All in all, Schalk's career OPS was 13% below the league average, as was Smith's, while Mazeroski's was 16% worse. Their Adjusted Batting run totals are -104, -144, and -183, respectively. Schalk and Smith both stole lots of bases (Ray has ten seasons where he stole double digit bases), but Mazeroski was so slow that he grounded into double plays in nearly 12% of his opportunities. Mazeroski couldn't even make the most of his outs, as his Sacrifice Hit total (87) doesn't even compare to Schalk and Smith's tie of 214.
Personally, I rank Schalk slightly ahead of Smith and far ahead of Maz, but as long as you don't rank Schalk beneath those two, I'm happy. Schalk was a good hitter and baserunner, phenomenal fielder, and good person, having not been a conspirator in the Black Sox scandal. The only thing he didn't do well is manage. He belongs in the Hall of Fame.
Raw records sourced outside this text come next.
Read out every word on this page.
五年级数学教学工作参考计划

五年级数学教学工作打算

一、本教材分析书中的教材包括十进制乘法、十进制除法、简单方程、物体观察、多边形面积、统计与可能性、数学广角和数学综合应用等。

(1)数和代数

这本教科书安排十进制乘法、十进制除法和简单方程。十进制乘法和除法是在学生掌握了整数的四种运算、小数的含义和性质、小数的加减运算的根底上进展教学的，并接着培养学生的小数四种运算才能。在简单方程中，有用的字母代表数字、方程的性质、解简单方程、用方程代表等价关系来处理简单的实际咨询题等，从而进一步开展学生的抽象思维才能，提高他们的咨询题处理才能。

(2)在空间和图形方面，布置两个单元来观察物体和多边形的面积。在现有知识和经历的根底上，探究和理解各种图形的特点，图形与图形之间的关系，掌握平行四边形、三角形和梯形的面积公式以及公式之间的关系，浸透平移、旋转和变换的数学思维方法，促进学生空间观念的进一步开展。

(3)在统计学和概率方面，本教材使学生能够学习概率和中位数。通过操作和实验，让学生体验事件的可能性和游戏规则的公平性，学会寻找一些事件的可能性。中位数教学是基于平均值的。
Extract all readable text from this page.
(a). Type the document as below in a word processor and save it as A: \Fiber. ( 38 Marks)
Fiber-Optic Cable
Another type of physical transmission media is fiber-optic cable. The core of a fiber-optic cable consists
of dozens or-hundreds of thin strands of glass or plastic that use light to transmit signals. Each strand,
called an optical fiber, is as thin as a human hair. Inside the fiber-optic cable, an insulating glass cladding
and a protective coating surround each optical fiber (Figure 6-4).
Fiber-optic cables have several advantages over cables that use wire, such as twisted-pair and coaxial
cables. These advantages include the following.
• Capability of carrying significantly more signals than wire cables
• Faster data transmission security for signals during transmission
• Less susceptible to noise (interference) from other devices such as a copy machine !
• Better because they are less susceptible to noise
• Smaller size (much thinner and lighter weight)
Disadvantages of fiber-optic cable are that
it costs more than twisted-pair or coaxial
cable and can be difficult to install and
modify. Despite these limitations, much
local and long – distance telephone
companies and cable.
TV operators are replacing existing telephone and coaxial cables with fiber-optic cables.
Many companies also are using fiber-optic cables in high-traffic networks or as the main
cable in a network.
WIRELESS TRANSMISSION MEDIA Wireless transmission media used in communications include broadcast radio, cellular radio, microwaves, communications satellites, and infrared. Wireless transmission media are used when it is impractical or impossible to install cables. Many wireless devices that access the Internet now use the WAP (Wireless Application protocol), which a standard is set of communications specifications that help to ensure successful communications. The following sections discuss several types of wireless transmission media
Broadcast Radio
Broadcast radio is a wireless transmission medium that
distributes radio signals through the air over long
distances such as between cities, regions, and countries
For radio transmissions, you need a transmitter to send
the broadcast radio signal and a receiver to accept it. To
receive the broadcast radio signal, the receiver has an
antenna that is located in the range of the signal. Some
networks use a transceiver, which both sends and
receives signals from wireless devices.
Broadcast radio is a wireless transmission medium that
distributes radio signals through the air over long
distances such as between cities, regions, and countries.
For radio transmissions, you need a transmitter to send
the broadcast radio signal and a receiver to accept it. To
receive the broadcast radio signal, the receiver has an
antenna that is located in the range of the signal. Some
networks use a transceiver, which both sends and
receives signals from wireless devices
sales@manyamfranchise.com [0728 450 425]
Jimmy Collins versus Brooks Robinson
Okay, this one's much easier, since both Collins and Robinson played third base:
Collins also stole 166 more bases than Brooks, while the plodding Robinson grounded into a DP in nearly 13% of his opportunities. Jimmy was clearly the better offesive player. What's going to upset some people is my calling Jimmy the superior defender as well.
Collins has more PO/G than Robinson, but that's era-dependent and rather irrelevant when evaluating a fielder's defense, anyway. Robinson's huge edge in DP's is also due to era, but let's give Brooks credit as he's far and away the leading third sacker in that department. However, Collins has more fielding runs, suggesting that when you factor eras and pitching staffs, Collins edges Robinson out.
But what Jimmy Collins really excelled in is avoiding errors. Collins played his earliest games without a glove, and was reportedly one of the last third basemen to begin to use one. Despite this, he posted a fielding percentage an unheard of 22 points better than his contemporaries. Robinson was obviously no slouch in this department either, but not at Collins' level.
Collins also pioneered the procedure of charging bunts and fielding them barehanded. It seems to me that if you pioneer a means of defense against one of the most prolific offensive weapons of your era, you boost your Hall of Fame credentials.
Even if you saw Brooks play and won't concede that any third baseman could have ever been better, you have to concede that Collins' defensive numbers were comparable to Robinson's. Their offensive numbers weren't. These guys are similar players, but if you're going to choose only one of them to make a list of marginal Hall of Famers, you'd better make it Robinson.